0

I googled around for merging dictionaries but the results I looked at were all assuming replacement of the value. That is, if you a dict like {'config_prop': 2}, and another dict like {'config_prop': 7}, the end result of the merge is {'config_prop': 7}. What I want is {'config_prop': 9}.

My naive approach is the following, which works but is quite slow.

split_output = [{'some_prop': 1}, {'some_prop': 2, 'other_prop': 19}]
combined_output = {}
    for d in split_output:
        if combined_output == {}:
            combined_output = d.copy()
        else:
            for key, value in d.items():
                if key in combined_output:
                    combined_output[key] = combined_output[key] + value  # add to existing val
                else:
                    combined_output[key] = value

I'd love to hear suggestions on a better way to do this. Thanks!

Update: I tried this but it is considerably slower than my original code:

final_count = Counter() 
for d in split_output:
    final_count += Counter(d)   
final_output = dict(final_count)
Aaron
  • 2,154
  • 5
  • 29
  • 42

3 Answers3

2

I quickly profiled a few different approaches to your question:

combined_output = [{'some_prop': 1}, {'some_prop': 2, 'other_prop': 19}]
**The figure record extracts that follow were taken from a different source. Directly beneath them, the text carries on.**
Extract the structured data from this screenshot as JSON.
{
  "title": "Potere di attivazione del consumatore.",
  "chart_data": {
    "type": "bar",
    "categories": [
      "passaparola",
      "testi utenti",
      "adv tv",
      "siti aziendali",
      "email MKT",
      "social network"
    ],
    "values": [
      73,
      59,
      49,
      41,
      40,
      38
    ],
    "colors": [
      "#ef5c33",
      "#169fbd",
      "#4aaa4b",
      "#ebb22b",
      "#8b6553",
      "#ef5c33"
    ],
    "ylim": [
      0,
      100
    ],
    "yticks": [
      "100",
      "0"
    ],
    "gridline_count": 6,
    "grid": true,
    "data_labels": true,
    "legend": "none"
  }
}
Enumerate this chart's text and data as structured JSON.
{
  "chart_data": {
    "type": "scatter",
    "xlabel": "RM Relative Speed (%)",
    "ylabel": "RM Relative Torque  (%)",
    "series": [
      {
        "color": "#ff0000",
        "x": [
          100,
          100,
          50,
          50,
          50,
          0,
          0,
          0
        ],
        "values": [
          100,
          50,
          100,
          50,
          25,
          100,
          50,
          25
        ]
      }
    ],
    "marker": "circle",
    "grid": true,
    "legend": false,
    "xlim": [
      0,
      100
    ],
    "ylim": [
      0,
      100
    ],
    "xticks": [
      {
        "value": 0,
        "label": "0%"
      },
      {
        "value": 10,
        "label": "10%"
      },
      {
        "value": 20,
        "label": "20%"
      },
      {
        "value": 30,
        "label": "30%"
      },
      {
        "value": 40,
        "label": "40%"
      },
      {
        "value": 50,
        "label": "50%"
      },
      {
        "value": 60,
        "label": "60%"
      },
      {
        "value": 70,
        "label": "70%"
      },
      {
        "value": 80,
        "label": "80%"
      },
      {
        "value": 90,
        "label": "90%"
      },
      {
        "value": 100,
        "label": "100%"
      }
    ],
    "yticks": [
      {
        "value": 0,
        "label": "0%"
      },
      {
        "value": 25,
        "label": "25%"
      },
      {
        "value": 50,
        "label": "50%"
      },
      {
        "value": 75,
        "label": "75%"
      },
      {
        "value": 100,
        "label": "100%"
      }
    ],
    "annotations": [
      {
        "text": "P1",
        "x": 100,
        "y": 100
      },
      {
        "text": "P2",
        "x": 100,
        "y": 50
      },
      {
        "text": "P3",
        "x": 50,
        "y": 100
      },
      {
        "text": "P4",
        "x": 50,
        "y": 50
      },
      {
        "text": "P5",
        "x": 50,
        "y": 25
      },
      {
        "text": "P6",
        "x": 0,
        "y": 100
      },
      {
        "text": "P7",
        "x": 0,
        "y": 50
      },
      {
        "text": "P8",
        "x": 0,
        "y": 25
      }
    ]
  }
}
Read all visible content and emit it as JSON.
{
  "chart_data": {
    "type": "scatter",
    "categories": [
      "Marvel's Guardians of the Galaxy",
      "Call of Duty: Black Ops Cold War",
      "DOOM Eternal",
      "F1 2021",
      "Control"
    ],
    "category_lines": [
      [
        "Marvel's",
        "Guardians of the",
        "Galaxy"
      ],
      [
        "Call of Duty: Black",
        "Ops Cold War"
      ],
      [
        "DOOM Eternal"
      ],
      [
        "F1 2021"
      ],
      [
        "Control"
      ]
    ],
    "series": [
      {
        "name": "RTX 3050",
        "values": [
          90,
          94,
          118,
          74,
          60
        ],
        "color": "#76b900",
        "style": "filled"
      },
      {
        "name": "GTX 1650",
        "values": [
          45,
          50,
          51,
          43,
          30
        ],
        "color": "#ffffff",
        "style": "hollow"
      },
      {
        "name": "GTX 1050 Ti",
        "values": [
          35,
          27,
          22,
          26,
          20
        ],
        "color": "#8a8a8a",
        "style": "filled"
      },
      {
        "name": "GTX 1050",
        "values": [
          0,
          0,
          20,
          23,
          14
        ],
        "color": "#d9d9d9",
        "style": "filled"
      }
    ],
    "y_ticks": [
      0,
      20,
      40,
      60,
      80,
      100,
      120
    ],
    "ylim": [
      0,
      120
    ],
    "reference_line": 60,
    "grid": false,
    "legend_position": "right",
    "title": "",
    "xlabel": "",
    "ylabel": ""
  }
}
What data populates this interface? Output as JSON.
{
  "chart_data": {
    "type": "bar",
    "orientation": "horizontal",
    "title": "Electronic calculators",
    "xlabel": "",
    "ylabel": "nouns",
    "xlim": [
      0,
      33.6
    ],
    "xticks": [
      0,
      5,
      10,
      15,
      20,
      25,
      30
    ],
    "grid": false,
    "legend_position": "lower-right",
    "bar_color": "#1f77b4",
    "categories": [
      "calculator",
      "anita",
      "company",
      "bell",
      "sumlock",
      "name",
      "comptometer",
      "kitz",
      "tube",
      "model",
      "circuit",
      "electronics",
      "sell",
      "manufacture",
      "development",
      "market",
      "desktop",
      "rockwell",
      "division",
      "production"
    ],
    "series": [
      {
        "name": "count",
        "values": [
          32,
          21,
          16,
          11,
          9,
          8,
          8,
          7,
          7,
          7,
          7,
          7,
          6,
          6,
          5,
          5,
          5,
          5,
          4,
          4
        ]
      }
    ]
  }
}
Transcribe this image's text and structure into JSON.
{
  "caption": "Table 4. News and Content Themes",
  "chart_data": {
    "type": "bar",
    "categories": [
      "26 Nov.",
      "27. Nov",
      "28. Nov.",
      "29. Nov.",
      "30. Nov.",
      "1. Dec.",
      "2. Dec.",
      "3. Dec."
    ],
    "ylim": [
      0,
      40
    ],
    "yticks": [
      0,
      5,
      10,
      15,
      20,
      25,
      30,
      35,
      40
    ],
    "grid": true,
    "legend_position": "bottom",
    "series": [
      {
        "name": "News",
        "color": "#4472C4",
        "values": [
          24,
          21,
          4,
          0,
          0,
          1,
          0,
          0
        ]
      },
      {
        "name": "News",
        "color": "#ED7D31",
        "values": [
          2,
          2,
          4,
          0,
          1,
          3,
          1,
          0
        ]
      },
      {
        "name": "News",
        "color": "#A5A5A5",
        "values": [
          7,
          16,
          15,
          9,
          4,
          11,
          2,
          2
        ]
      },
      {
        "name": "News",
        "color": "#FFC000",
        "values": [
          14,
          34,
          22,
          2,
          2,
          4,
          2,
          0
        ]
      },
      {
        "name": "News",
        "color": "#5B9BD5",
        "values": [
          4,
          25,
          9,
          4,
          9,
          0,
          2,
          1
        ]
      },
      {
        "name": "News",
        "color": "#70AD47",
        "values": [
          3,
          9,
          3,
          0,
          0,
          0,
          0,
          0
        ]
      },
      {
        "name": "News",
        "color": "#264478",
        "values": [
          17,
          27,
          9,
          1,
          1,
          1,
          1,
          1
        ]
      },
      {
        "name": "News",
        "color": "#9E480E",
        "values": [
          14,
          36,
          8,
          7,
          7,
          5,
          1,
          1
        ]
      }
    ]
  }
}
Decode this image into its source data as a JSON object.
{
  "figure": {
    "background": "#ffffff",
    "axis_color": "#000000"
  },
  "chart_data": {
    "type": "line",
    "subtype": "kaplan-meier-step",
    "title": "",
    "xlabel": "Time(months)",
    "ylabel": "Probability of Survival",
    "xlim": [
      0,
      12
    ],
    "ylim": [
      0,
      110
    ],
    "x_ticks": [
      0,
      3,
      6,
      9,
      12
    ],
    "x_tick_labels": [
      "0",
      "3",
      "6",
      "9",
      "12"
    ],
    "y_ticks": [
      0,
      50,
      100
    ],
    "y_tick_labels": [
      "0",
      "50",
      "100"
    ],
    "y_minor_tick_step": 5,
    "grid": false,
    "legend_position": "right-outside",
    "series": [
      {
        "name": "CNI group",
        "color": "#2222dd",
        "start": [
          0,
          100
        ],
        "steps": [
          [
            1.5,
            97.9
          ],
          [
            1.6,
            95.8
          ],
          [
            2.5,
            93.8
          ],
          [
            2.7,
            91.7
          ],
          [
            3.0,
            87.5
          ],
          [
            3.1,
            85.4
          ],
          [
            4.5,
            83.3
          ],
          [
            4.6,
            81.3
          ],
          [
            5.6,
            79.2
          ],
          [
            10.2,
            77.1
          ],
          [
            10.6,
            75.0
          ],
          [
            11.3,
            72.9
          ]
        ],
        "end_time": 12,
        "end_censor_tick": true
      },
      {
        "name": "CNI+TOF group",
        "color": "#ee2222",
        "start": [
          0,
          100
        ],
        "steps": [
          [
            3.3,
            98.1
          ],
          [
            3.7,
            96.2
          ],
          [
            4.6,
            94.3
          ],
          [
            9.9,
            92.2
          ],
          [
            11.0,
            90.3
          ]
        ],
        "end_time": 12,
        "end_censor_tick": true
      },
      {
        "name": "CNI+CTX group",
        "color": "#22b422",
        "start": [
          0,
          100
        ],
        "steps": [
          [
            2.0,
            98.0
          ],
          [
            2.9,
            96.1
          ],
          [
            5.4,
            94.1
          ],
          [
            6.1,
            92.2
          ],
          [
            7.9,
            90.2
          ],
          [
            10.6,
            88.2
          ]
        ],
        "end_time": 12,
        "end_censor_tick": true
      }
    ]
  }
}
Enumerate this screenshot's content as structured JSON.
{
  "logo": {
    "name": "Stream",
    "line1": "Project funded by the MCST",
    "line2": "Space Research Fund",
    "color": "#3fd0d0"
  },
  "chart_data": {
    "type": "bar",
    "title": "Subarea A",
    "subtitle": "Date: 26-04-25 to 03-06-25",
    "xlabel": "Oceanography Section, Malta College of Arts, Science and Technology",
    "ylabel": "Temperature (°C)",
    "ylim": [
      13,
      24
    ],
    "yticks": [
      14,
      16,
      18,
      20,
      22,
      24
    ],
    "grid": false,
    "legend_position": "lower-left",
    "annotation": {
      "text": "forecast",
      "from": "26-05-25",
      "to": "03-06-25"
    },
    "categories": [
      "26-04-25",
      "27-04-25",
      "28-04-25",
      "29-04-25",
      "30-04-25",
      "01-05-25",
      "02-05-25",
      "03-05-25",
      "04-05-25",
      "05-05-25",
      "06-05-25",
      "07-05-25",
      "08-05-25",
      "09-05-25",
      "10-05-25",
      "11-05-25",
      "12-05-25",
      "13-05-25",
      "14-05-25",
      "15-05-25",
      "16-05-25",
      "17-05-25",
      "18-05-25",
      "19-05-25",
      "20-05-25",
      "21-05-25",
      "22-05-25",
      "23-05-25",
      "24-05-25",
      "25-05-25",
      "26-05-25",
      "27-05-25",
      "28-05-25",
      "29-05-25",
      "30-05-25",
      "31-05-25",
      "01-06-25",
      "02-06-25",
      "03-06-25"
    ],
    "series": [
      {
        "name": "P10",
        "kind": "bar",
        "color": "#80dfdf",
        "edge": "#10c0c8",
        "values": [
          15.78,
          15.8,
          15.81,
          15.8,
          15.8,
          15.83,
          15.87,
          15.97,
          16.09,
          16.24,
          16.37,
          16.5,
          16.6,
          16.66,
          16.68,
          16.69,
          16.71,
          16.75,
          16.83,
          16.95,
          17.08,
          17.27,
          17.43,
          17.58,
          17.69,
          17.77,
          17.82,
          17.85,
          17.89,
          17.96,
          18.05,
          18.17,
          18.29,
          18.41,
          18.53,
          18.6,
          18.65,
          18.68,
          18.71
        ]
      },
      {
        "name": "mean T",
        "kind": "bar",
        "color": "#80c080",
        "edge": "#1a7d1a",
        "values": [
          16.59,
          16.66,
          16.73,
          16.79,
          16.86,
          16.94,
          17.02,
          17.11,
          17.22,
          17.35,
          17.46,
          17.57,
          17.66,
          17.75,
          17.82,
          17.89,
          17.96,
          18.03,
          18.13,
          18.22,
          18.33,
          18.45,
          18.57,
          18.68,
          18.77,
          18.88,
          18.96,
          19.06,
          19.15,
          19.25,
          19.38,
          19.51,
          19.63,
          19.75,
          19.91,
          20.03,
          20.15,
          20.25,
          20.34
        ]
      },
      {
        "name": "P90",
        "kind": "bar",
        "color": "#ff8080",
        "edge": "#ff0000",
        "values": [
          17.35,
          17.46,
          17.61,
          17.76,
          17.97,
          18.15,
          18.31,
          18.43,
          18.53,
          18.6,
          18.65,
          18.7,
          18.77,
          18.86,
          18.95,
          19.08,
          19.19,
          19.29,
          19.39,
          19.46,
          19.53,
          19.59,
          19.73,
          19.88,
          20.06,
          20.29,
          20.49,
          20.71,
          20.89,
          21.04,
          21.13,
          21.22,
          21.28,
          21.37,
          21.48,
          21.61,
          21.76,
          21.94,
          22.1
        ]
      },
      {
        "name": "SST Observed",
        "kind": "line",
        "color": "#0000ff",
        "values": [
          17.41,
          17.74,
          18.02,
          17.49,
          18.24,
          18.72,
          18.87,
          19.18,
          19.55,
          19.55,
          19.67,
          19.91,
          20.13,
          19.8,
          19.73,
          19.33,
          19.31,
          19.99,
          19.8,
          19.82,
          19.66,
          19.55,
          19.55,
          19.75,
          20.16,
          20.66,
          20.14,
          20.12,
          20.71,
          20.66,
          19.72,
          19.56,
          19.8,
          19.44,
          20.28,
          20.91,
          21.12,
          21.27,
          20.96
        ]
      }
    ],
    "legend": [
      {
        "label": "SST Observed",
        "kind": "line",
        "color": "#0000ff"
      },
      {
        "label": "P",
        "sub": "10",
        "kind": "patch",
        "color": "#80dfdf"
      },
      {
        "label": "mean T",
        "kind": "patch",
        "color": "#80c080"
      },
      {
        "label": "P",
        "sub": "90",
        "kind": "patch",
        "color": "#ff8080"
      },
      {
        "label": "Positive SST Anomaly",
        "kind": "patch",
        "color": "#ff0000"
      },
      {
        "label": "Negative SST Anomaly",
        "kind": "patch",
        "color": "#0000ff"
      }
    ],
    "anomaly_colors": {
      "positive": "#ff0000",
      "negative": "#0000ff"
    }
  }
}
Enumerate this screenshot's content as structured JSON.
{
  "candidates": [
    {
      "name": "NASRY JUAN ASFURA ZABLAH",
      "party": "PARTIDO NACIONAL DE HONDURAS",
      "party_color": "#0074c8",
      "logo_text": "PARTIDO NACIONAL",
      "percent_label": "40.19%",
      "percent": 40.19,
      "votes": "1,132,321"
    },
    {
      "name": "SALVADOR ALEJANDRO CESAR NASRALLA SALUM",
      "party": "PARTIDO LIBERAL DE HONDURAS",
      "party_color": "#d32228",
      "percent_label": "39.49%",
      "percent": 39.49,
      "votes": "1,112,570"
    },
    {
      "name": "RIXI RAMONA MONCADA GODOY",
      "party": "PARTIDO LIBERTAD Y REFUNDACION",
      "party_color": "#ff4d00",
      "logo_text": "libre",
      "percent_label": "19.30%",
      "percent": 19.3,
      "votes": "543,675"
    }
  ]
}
# set key or append value to new dictionary object:

def dict_sum(dicts):
    output = {}
    for d in dicts:
        for key, value in d.iteritems():
            if key in output:
                output[key] += value
            else:
                output[key] = value
     return output
    
# Implement a reducer function using functools:

from functools import reduce

def reducer(accumulator, element):
    for key, value in element.items():
        accumulator[key] = accumulator.get(key, 0) + value
    return accumulator
    
# Use a Counter:

from collections import Counter

def sum_dicts_values_by_key(dicts):
    return dict(sum([Counter(x) for x in combined_output], Counter()))

# Using dictionary comprehension:

def sum_dict_comprehension(dicts):
    return {k: sum([i[k] for i in dicts]) 
    if k in dicts[0] else i[k] for i in dicts for k in i}

Using timeit to run quick benchmarks for comparison:

res_1 = dict_sum(combined_output)
1000000 loops, best of 3: 457 ns per loop

res_2 = reduce(reducer, combined_output, {})
1000000 loops, best of 3: 1.35 µs per loop

res_3 = sum_dicts_values_by_key(combined_output)
100000 loops, best of 3: 12.8 µs per loop

res_4 = sum_dict_comprehension(combined_output)
1000000 loops, best of 3: 1.53 µs per loop
Wes Doyle
  • 2,199
  • 3
  • 17
  • 32
  • 1
    added fourth method to profile dictionary comprehension – Wes Doyle Oct 02 '18 at 02:38
  • Thanks, Wes! Great answer. I wonder if dict size affects this at all. In my case I have two dicts each with a little over 400,000 key-value pairs. – Aaron Oct 02 '18 at 14:39
  • 1
    There appears to be a typo in the `dict_sum` method, it will `return` after one dictionary. – joocer Oct 17 '21 at 16:08
1

You can use the following:

from collections import Counter

A = Counter({'config_prop': 2})
B = Counter({'config_prop': 7})
A + B
David Zemens
  • 53,033
  • 11
  • 81
  • 130
Irfanuddin
  • 2,295
  • 1
  • 15
  • 29
  • Hmmm... interesting idea but it is much slower than before. I updated the question with the new code I tried. – Aaron Oct 02 '18 at 00:52
  • I'm not really sure why. But [this](https://stackoverflow.com/questions/41594940/why-is-collections-counter-so-slow) claims that counter is fastest and explains what may slow down. Consider reading it. – Irfanuddin Oct 02 '18 at 00:58
0

Could use dictionary comprehension

combo = [{'some_prop': 1}, {'some_prop': 2, 'other_prop': 19}]

d = {k: sum([i[k] for i in combo]) if k in combo[0] else i[k] for i in combo for k in i}
{'some_prop': 3, 'other_prop': 19}
vash_the_stampede
  • 4,590
  • 1
  • 8
  • 20